To enhance a submarine’s surfacing capabilities, the ballast tanks located in the mid-part of the submarine have one regular valve and one emergency valve. When diving, the air is pushed out of the mid-part ballast tanks through the regular valve. But air can still escape from the ballast tanks when the valves are sealed if the ballast tanks are leaky or if the valve seal is damaged. Repairs to the ballast tanks’ system are usually carried out in a dock.

Air from the ballast tanks can be released from a moored submarine in stormy weather. The ballast tanks are then filled with water and the floating capability of the submarine is reduced. All submarines are designed to stay afloat even when one of the compartments or two of the ballast tanks on the starboard or portside are flooded. Most of the first generation submarines have leaky ballast tanks, which increases the risk of sinking.

To keep the submarines afloat the ballast tanks have to be refilled periodically with air from onshore facilities. Each submarine is also designed to have its own high-pressure air to use in emergency situations.

The hull of a submarine has hundreds of external valves, which require regular maintenance. Maintenance can only be carried out in dock. If the valves are damaged, water can then seep into the submarine’s compartment. If the adjacent ballast tanks are also damaged, the submarine can sink.

The sinking of a laid-up submarine with spent nuclear fuel onboard represents a threat to the environment. In order to enhance the nuclear safety of laid-up submarines, their primary circuit is secured with a solidifying matter, the electricity cables to the control rods are cut off and the control grid is set to a fixed position.

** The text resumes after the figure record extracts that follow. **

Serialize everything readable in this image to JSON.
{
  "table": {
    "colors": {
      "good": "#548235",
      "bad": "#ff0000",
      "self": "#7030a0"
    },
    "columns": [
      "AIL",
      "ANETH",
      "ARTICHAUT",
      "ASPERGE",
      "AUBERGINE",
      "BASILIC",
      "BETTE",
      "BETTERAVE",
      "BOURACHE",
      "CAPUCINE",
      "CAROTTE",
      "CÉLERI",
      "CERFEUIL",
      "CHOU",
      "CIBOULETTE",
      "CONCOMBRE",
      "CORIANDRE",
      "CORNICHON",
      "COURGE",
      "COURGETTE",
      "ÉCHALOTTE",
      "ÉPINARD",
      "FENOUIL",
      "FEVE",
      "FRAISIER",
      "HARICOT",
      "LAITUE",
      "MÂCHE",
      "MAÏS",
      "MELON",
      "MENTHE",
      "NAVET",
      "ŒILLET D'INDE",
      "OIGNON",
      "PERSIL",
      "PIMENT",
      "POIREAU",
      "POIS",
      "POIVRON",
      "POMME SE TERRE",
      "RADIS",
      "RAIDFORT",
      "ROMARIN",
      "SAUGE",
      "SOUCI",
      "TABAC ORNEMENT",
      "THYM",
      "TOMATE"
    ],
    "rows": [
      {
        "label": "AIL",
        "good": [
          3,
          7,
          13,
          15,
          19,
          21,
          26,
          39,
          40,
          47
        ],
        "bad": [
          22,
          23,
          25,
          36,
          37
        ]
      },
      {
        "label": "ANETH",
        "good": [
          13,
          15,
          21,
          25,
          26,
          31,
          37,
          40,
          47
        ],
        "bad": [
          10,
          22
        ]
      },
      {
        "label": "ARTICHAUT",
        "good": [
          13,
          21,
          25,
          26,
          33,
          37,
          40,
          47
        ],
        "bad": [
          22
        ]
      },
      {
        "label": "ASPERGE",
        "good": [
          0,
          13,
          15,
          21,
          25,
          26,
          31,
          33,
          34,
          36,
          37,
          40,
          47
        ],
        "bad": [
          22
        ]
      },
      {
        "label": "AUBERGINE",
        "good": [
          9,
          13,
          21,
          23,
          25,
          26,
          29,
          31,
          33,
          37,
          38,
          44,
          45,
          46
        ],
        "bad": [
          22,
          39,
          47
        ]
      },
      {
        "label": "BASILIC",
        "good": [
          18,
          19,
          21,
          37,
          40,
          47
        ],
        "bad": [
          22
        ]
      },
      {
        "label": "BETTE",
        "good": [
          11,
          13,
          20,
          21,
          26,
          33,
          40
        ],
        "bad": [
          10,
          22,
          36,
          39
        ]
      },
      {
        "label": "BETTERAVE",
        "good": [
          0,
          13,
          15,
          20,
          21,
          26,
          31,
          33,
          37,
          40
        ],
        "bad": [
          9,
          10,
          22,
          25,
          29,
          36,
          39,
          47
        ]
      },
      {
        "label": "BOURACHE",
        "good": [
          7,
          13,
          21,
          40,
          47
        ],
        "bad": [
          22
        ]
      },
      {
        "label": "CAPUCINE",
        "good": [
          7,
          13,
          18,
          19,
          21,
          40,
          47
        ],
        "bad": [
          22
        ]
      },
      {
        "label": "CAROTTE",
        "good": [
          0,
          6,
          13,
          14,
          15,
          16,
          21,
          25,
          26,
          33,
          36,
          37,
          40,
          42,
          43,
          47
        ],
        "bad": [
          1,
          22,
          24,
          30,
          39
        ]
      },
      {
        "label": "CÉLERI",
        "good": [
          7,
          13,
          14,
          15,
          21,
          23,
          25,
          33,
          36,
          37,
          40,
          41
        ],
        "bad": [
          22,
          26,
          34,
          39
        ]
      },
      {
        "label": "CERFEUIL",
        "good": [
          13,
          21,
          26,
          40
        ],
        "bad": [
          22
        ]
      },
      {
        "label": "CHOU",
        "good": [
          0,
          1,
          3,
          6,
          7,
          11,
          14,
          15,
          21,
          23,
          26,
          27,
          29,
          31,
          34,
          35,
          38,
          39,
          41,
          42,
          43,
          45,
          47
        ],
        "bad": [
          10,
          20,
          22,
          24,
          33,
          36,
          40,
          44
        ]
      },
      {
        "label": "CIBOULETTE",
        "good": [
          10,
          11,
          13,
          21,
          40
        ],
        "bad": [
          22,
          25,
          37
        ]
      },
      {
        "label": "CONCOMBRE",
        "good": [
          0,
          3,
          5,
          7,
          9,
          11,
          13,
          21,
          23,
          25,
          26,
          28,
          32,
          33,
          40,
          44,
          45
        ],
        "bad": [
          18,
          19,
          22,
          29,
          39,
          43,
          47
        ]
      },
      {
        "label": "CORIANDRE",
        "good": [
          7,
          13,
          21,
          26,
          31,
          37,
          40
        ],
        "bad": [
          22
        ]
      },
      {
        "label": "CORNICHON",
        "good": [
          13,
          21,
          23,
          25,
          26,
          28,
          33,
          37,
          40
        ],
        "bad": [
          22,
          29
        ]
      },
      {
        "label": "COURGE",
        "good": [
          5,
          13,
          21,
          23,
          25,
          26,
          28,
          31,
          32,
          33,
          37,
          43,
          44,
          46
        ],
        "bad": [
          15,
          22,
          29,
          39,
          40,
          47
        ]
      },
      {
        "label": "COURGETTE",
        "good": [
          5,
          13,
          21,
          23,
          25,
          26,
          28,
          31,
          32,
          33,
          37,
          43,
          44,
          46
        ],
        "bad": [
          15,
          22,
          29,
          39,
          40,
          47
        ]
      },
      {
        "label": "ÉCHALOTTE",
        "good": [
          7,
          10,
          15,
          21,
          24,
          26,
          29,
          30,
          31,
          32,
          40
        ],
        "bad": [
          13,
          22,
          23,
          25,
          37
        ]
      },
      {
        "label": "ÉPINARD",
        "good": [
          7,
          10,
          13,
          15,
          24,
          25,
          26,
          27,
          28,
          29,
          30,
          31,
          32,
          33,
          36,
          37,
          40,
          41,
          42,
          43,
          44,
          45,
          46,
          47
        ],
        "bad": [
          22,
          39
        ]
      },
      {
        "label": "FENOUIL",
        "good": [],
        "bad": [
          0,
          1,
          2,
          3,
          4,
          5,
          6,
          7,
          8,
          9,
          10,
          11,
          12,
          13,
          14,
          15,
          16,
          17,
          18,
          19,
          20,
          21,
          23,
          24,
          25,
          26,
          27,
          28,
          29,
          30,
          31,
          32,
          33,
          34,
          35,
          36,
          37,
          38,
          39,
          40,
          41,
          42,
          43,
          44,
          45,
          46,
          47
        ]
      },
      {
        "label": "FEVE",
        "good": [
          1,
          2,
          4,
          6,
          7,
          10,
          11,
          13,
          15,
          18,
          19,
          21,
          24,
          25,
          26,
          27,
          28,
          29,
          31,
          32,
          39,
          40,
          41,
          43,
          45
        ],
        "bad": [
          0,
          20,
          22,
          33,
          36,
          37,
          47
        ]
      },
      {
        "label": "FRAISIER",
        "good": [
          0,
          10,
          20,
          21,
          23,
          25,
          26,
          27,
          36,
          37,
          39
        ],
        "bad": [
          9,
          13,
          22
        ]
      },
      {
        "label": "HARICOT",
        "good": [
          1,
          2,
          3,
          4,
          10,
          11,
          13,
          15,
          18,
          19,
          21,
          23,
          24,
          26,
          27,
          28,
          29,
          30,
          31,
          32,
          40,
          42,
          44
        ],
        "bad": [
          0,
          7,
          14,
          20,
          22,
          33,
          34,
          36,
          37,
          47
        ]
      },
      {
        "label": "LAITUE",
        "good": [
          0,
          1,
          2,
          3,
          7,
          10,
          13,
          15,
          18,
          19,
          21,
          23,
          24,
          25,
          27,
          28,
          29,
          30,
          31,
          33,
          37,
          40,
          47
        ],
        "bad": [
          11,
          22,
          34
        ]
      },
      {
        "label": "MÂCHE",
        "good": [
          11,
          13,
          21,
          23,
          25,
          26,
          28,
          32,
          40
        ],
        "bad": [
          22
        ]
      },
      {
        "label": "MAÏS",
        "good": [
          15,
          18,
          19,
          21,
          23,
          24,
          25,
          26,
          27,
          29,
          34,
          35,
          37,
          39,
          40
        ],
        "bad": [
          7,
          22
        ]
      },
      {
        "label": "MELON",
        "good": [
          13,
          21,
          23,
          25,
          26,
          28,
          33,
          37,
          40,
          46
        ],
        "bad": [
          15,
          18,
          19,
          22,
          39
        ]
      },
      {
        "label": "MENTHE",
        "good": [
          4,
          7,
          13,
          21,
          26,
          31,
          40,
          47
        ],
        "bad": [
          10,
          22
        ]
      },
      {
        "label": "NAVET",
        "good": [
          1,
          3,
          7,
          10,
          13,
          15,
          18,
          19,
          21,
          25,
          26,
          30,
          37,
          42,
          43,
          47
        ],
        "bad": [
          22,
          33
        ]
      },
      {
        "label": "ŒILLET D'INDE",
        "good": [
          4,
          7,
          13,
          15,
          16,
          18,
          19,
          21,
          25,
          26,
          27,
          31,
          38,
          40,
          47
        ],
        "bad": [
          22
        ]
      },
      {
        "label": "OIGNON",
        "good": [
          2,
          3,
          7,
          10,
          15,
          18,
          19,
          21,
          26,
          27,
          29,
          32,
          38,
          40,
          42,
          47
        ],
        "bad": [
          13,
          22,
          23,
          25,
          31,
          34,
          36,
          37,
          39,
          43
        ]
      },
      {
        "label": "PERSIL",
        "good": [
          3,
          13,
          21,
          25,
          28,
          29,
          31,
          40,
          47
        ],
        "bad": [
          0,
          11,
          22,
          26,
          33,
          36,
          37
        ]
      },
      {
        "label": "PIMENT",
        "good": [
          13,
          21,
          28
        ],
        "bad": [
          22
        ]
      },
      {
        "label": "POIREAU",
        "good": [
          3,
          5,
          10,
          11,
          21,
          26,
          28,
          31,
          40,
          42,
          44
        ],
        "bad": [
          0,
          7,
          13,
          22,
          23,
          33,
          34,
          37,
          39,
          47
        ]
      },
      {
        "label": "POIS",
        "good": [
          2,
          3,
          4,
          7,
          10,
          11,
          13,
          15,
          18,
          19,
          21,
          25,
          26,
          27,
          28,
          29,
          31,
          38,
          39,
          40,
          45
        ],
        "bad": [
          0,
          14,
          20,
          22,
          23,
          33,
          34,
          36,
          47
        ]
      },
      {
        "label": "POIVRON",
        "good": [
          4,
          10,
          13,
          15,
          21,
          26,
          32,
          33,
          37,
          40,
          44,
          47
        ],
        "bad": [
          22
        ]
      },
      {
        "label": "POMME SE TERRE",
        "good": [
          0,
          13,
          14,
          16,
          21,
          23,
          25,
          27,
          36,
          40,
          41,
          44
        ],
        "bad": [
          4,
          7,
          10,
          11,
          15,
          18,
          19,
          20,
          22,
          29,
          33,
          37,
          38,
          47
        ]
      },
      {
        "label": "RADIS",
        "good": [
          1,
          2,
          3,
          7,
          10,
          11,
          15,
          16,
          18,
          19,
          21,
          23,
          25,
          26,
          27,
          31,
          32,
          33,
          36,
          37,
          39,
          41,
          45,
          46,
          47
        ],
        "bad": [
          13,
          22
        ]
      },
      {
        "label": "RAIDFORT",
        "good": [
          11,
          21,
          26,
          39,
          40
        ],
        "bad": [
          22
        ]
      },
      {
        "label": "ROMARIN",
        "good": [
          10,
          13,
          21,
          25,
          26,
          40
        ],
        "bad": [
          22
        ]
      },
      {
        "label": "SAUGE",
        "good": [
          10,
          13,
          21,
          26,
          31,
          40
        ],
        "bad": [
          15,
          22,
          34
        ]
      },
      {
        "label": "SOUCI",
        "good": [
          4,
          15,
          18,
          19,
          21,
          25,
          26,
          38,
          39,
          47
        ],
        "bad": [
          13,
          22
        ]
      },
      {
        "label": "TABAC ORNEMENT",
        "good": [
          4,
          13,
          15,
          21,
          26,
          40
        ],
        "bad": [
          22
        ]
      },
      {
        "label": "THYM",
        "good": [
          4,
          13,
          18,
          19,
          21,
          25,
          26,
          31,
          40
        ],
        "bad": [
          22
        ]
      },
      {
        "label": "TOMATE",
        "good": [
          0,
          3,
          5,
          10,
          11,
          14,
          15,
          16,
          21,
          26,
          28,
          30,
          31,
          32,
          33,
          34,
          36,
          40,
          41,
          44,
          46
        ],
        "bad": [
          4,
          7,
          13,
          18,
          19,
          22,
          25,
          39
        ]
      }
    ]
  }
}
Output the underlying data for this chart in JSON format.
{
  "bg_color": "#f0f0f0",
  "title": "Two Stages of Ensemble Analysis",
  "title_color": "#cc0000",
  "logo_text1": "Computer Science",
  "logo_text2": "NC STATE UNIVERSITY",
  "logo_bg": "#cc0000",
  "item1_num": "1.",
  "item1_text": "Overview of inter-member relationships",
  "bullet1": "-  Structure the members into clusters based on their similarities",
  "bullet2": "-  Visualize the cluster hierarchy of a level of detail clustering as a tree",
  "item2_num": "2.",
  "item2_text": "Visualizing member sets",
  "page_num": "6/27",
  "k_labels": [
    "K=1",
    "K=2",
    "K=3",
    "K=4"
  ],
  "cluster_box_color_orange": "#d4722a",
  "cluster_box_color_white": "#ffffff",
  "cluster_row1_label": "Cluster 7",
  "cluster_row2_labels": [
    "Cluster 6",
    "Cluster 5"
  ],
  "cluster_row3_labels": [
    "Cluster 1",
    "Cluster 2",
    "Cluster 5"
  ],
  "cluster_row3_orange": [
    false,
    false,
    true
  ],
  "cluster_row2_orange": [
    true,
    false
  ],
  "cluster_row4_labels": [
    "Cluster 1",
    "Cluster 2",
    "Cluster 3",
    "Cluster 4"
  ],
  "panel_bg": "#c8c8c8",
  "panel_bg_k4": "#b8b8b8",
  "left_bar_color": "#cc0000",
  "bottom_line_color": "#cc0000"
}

Those measures can provide nuclear safety in regular situations but in the event of an emergency, such as if a submarine sinks or capsizes, they may prove to be insufficient. It is unclear whether water can penetrate into the primary circuit and, hence, into the reactor, as a consequence of the vessel sinking and the ensuing increase of pressure with increasing depth. Should such a situation occur, it could lead to radioactive contamination of the water and greatly complicate defuelling efforts when the submarine is raised.

Under ordinary circumstances, the probability of an uncontrolled chain reaction is close to zero. But what happens when a submarine capsizes and hits the seabed is hard to predict. The development of an uncontrolled chain reaction is possible in such situation if, for example, the control grid is torn off its fixed position.

Past experience indicates that the most high-risk work is in refuelling or defuelling the reactor. Approximately 50 different technical operations are carried out during the process, 25% of which may potentially expose the operators to radiation. The risks are higher during defuelling of first generation submarines, as their reactor installations do not meet any modern safety requirements.

In the 1990s, a safer method was developed for removing spent nuclear fuel from pressurised water reactors on submarines. First, the reactor tank is emptied of the water before the work begins. This water slows the neutrons inside the reactor. By removing the water from the tank, the risk of an uncontrolled chain reaction in the reactor core is reduced. The drawback of this method is the level of radiation in the reactor compartment increases dramatically because there is no longer any water present to moderate the neutrons. Subsequently, extra measures must be taken to prevent the exposure of the workers to radiation. So this method of defuelling can only be carried out on submarines that have been laid-up for a number of years and the level of radiation has fallen naturally.